Em mais uma incursão pelo território alheio, o novo Bresser pretende que as universidades federais passem a cobrar de 70% dos seus alunos. Lá de Copenhague, o ministro Paulo Renato de Souza, da Educação, lançou poderoso não à cobrança. Surgiu então a pergunta que abate Bresser:
"O que eu não entendi ainda é por que os ricos que estudam em universidades públicas não pagam, enquanto os pobres são obrigados a estudar em universidades particulares e pagam caro por isso."
A resposta parece simples, e só por isso me arrisco a tentá-la em auxílio de Bresser.

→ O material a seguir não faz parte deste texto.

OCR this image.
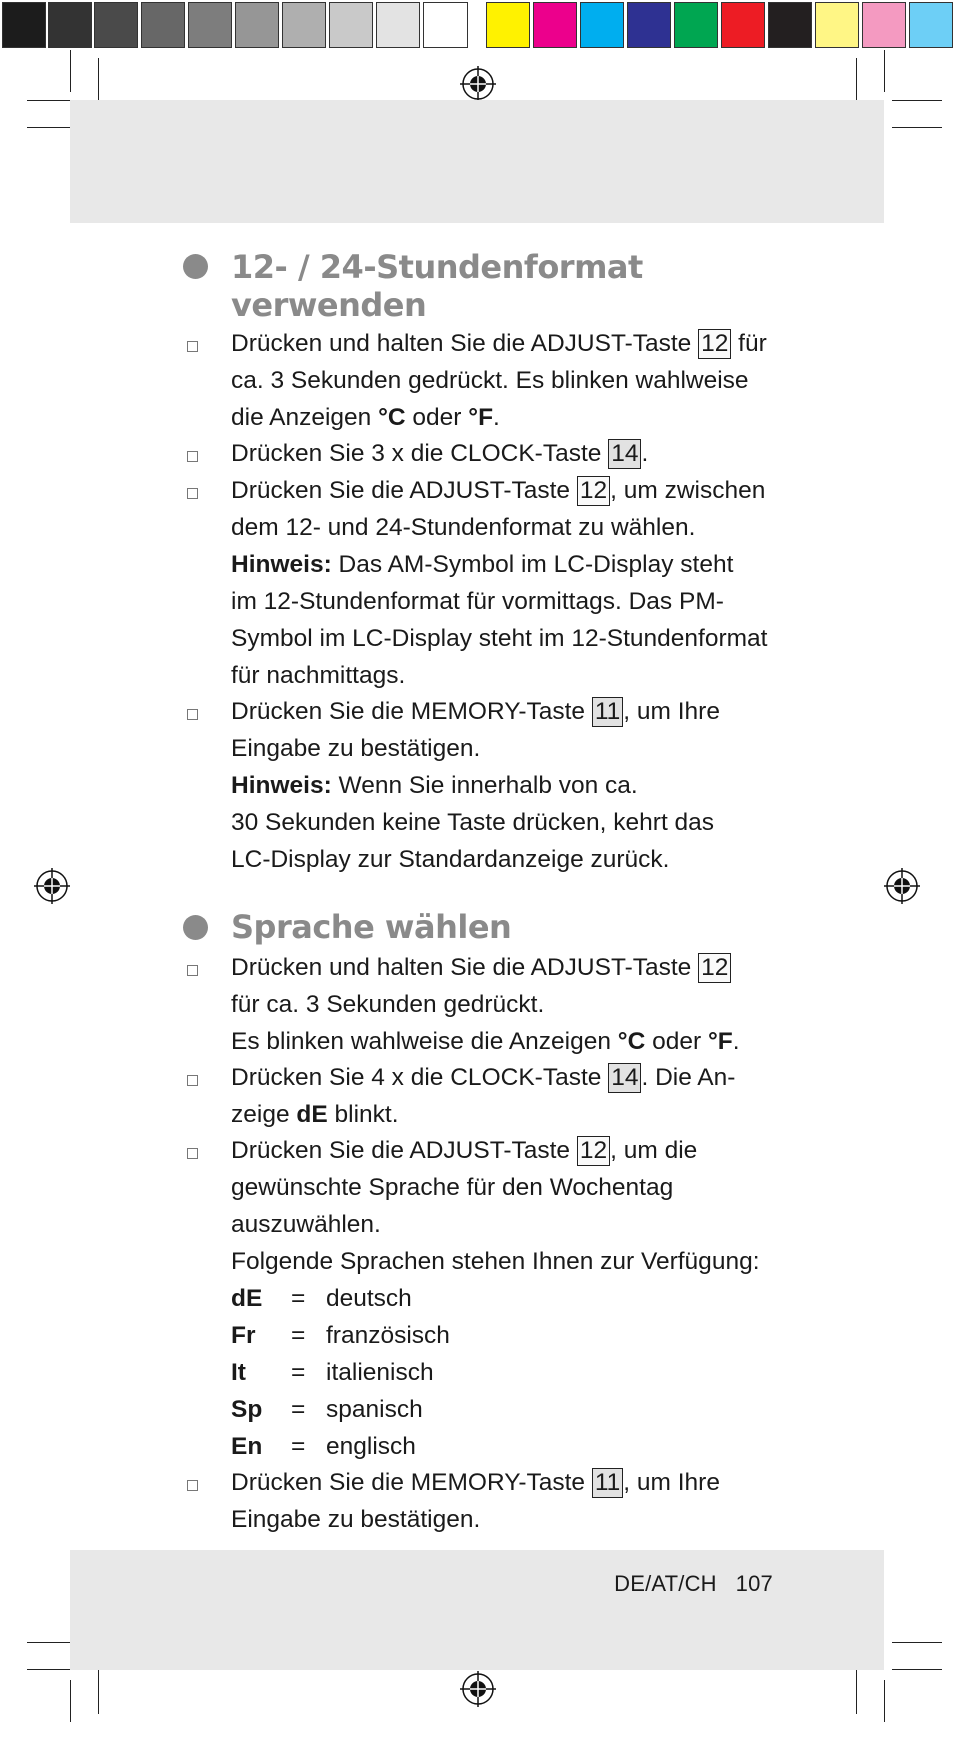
12- / 24-Stundenformat
verwenden
Drücken und halten Sie die ADJUST-Taste 12 für
ca. 3 Sekunden gedrückt. Es blinken wahlweise
die Anzeigen °C oder °F.
Drücken Sie 3 x die CLOCK-Taste 14 .
Drücken Sie die ADJUST-Taste 12 , um zwischen
dem 12- und 24-Stundenformat zu wählen.
Hinweis: Das AM-Symbol im LC-Display steht
im 12-Stundenformat für vormittags. Das PM-
Symbol im LC-Display steht im 12-Stundenformat
für nachmittags.
Drücken Sie die MEMORY-Taste 11 , um Ihre
Eingabe zu bestätigen.
Hinweis: Wenn Sie innerhalb von ca.
30 Sekunden keine Taste drücken, kehrt das
LC-Display zur Standardanzeige zurück.
Sprache wählen
Drücken und halten Sie die ADJUST-Taste 12
für ca. 3 Sekunden gedrückt.
Es blinken wahlweise die Anzeigen °C oder °F.
Drücken Sie 4 x die CLOCK-Taste 14 . Die An-
zeige dE blinkt.
Drücken Sie die ADJUST-Taste 12 , um die
gewünschte Sprache für den Wochentag
auszuwählen.
Folgende Sprachen stehen Ihnen zur Verfügung:
dE = deutsch
Fr = französisch
It = italienisch
Sp = spanisch
En = englisch
Drücken Sie die MEMORY-Taste 11 , um Ihre
Eingabe zu bestätigen.
DE/AT/CH   107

Os estudantes pobres têm um inconveniente em relação aos outros: são pobres. E, sendo pobres, precisam trabalhar. Problema que é de mais fácil solução durante o dia. A proporção de alunos pobres em faculdades particulares deve-se aos cursos noturnos que elas oferecem. Não fosse o texto deficiente do Cony, que tanto perturba o ministro, a resposta óbvia lhe teria caído junto com a pergunta.
Mas o texto deficiente do Cony tem causado mais estragos na sensibilidade estilística de Bresser. Cobrar dos alunos de boa situação econômica é proposta muito defensável. Agora, por que "cobrar de 70% dos estudantes", como quer Bresser? Isso lembra o número de funcionários. Por anos e anos, os jornais falaram no inchaço do governo com seu milhão e meio de funcionários. Quem fazia por menos, citava 1 milhão e 200 mil. E tome de crítica aos políticos por incharem assim a máquina administrativa com nomeações de afilhados. Daí a onda contra a estabilidade.

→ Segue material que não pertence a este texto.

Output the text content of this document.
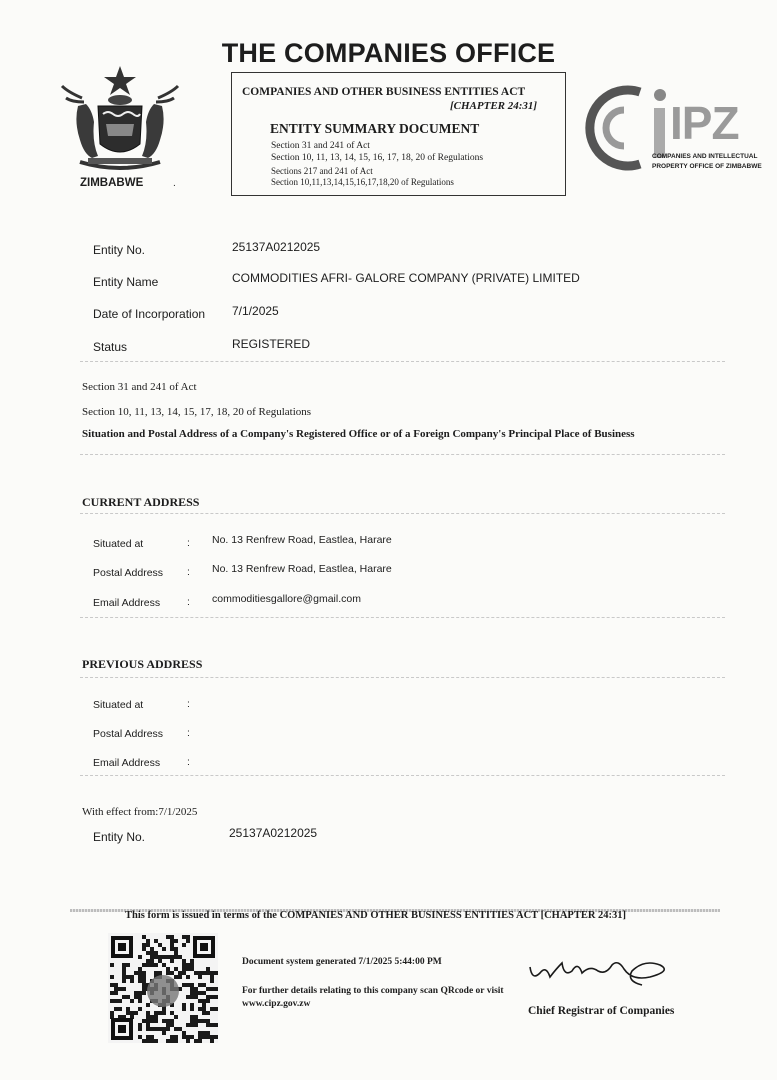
THE COMPANIES OFFICE
ZIMBABWE	.
COMPANIES AND OTHER BUSINESS ENTITIES ACT
[CHAPTER 24:31]
ENTITY SUMMARY DOCUMENT
Section 31 and 241 of Act
Section 10, 11, 13, 14, 15, 16, 17, 18, 20 of Regulations
Sections 217 and 241 of Act
Section 10,11,13,14,15,16,17,18,20 of Regulations
IPZ
COMPANIES AND INTELLECTUAL
PROPERTY OFFICE OF ZIMBABWE
Entity No.	25137A0212025
Entity Name	COMMODITIES AFRI- GALORE COMPANY (PRIVATE) LIMITED
Date of Incorporation 7/1/2025
Status	REGISTERED
Section 31 and 241 of Act
Section 10, 11, 13, 14, 15, 17, 18, 20 of Regulations
Situation and Postal Address of a Company's Registered Office or of a Foreign Company's Principal Place of Business
CURRENT ADDRESS
Situated at	: No. 13 Renfrew Road, Eastlea, Harare
Postal Address : No. 13 Renfrew Road, Eastlea, Harare
Email Address	: commoditiesgallore@gmail.com
PREVIOUS ADDRESS
Situated at	:
Postal Address :
Email Address	:
With effect from:7/1/2025
Entity No.	25137A0212025
This form is issued in terms of the COMPANIES AND OTHER BUSINESS ENTITIES ACT [CHAPTER 24:31]
Document system generated 7/1/2025 5:44:00 PM
For further details relating to this company scan QRcode or visit www.cipz.gov.zw
Chief Registrar of Companies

No ano passado, porém, afinal foi concluído o cadastramento: o tal milhão e meio só chega, na verdade, a 596 mil funcionários. A ocupação das universidades públicas pelos ricos é outro chute criado e propalado por jornalistas. Levantamento já deste ano constatou que os considerados pobres ocupam metade das vagas naquelas universidades. Como, perturbado pelo texto deficiente do Cony, o ministro traiu outra vez o seu passado criterioso e estabeleceu que 70% pagariam, em defesa dos pobres queria que 20% deles pagassem como os ricos.
E já que estamos no capítulo dos chutes, não custa mencionar outro, que é o custo de US$ 10 mil por aluno de universidade pública. Este é propalado pelos jornalistas, mas a origem não foi sua habitual criatividade: veio do secretário de Ensino Superior do Ministério da Educação, Décio Zagottis. A própria secretaria deste eminente secretário publicou, no entanto, uma "Análise dos dados de custo das instituições federais de ensino superior", da qual se conclui que o custo médio do aluno é de US$ 3.280 por ano. Mais de três vezes inferior ao propalado e bastante bom se comparado ao das universidades particulares. Sobretudo considerando-se que estas não oferecem alguns cursos muito custosos, como os da agronomia.
Agora é a vez de Bresser Pereira dar resposta a uma perplexidade: de onde lhe veio o desatino de que o texto de Cony, um dos mais admiráveis da imprensa brasileira em qualquer tempo, é deficiente? Ah, já achei a resposta.